Kiranya,  ada hal-hal yang sangat penting dan menarik sekali tentang
peringatan hari lahirnya Pancasila 1 Juni yang dirayakan baru-baru ini yang
patut mendapat perhatian kita semua. Di antaranya adalah berkumandangnya
lagi (secara cukup gegap gempita)   nama Bung Karno sebagai tokoh besar
bangsa, dan  tingginya penghargaan masyarakat terhadap Pancasila. Tulisan
kali ini  akan berusaha menyoroti  sebagian dari hal-hal itu, sebagai bahan
untuk kajian kita bersama.



Di antara peristiwa yang sangat penting itu adalah diadakannya acara
peringatan hari yang bersejarah itu oleh MPR pada tanggal 1 Juni 2010.
Diselenggarakannya acara peringatan oleh MPR secara resmi dan juga
dilengkapi dengan pidato presiden RI adalah untuk pertama kalinya ( !)
sejak lahirnya Orde Baru hampir setengah abad yang lalu. Dan berkumandangnya
lagi nama Bung Karno sebegitu « gemuruhnya »  -- juga untuk  pertama kalinya
sejak puluhan tahun disekap  -- adalah sesuatu yang baru yang menandakan
bahwa situasi di tanahair sedang mengalami pergeseran, walaupun belum begitu
besar.



Di antara kita banyak yang masih ingat bahwa karena sikap anti-Bung Karno
dari pimpinan militer (Suharto dan para jenderalnya, dengan dukungan Golkar
beserta kalangan reaksioner lainnya) di masa lalu maka Pancasila telah
dicoba dipisahkan dari Bung Karno. Di sinilah kelihatan dilemma yang
dihadapi rejim militer Orde Baru. Sebab, oleh karena Pancasila sudah
dinyatakan sebagai dasar-dasar negara sejak Republik Indonesia dilahirkan,
maka sulit untuk merobahnya atau menentangnya.

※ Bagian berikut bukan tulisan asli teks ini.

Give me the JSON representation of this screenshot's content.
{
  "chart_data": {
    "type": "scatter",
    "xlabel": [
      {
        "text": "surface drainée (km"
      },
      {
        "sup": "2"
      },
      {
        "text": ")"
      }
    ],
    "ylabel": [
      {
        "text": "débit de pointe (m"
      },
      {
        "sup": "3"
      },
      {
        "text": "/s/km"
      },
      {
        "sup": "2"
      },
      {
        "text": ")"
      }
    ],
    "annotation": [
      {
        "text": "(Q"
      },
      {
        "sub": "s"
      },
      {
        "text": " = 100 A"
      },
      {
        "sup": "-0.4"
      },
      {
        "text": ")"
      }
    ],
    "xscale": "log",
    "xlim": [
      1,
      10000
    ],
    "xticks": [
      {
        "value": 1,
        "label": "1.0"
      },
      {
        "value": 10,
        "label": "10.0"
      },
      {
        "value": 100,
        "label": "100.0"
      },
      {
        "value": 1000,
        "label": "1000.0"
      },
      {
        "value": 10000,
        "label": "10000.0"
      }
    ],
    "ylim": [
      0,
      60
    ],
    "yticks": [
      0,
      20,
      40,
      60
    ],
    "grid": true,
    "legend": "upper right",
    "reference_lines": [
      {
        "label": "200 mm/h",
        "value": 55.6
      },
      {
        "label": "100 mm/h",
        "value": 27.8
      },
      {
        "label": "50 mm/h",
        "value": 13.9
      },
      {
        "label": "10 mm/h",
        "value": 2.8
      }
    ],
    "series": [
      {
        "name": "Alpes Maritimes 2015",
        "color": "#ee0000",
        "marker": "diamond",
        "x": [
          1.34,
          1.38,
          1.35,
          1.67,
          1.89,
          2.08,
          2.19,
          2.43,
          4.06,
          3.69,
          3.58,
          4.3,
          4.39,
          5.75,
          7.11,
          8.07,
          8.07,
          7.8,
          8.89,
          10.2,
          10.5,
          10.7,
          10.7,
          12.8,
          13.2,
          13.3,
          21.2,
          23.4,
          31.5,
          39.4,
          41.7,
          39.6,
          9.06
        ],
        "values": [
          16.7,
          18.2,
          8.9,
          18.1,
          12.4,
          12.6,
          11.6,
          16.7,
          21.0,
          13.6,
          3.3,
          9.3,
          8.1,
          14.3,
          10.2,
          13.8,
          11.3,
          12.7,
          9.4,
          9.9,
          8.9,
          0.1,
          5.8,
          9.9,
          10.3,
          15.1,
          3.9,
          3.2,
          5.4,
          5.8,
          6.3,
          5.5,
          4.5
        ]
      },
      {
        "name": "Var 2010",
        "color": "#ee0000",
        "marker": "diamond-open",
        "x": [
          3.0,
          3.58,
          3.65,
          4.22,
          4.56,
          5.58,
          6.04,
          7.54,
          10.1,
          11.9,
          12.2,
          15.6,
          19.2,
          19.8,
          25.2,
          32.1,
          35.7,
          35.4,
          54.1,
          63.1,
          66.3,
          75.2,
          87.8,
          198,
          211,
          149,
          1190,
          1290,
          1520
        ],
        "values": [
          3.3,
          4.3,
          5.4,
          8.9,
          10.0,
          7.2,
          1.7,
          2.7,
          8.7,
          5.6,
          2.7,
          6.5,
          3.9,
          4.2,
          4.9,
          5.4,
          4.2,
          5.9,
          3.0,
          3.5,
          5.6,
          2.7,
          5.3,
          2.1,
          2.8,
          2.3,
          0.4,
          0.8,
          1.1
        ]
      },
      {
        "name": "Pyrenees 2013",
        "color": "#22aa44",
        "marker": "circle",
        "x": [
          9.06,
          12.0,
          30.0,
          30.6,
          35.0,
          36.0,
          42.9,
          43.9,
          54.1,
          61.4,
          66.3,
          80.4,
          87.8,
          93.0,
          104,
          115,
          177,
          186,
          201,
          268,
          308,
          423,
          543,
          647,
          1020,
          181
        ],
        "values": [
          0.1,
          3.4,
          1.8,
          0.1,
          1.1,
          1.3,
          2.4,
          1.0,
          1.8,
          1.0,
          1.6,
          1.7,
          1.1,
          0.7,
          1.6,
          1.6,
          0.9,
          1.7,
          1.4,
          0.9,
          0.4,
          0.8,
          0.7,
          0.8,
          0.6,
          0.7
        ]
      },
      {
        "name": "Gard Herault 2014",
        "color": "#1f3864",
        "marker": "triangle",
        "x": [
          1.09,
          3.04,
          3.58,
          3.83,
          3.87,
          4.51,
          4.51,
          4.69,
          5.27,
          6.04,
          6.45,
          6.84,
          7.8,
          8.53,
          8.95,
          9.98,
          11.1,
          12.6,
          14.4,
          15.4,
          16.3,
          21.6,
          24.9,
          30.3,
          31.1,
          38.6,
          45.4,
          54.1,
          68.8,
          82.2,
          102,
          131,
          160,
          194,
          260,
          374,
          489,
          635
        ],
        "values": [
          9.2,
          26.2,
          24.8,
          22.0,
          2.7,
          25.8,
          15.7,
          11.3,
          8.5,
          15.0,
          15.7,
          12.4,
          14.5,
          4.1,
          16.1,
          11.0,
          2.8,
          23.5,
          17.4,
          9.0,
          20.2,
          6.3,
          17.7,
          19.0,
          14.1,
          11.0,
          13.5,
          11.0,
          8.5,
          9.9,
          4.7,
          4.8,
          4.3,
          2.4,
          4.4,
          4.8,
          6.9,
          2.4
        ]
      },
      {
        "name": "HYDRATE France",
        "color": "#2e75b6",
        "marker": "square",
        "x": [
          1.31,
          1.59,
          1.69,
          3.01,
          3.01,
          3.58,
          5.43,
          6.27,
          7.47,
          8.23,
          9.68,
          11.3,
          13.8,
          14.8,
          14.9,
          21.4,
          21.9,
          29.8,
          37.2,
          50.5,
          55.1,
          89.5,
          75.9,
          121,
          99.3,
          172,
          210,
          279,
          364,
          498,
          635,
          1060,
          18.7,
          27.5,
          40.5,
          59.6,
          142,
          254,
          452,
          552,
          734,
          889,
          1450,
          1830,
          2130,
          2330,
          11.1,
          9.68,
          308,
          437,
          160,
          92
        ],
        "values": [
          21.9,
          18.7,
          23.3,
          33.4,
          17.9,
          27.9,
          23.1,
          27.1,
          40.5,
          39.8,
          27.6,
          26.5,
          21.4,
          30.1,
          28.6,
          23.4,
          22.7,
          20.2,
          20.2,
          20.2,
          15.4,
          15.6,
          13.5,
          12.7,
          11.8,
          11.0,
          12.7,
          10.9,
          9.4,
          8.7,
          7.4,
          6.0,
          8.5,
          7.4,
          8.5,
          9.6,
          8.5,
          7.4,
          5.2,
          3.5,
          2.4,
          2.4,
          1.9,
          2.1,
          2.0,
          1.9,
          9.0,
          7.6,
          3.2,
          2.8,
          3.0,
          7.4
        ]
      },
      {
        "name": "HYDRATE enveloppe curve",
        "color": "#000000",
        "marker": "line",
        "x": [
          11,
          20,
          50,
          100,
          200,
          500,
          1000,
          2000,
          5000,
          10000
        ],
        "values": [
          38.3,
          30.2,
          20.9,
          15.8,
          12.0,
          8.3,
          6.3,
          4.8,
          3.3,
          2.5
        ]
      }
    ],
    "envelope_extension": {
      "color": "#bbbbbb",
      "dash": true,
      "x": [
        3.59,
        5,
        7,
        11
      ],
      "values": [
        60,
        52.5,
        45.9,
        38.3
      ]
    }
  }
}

Namun, bagi kalangan pimpinan Angkatan Darat ( dulu), adalah perlu sekali
untuk terus-menerus menjalankan « de-Sukarnoisasi » , sesudah Suharto
melakukan pengkhianatan dengan kudeta merangkak terhadap Bung Karno. Bagi
kalangan pimpinan militer (terutama AD),  yang bersekongkol dengan kekuatan
imperialisme (terutama AS), maka harus dicegah – dengan segala jalan dan
cara  -- adanya kemungkinan bagi kembalinya ketokohan Bung Karno. Untuk
mencapai tujuan itu « de-Sukarnoisasi » harus dijalankan, di segala bidang,
dan dengan berbagai cara.



Salah satu di antara banyak cara yang dijalankan adalah berusaha merekayasa,
atau memelintir, atau memalsu sejarah Pancasila. Untuk itu telah diusahakan
menyebarkan bantahan (atau penolakan) bahwa Bung Karno adalah tokoh
penggagas atau penggali Pancasila. Dikampanyekan oleh mereka (antara lain
oleh Nugroho Notosutanto, sejarawan yang mengabdi kepada kepentingan
pimpinan Angkatan Darat) bahwa sebelum Bung Karno mengucapkan pidatonya di
depan BPUPKI (Badan Penyelidik Usaha Persiapan Kemerdekaan Indonesia) yang
mengandung isi dasar-dasar negara yang akan dibentuk kemudian ada
orang-orang lainnya yang sudah mengemukakannya terlebih  dulu.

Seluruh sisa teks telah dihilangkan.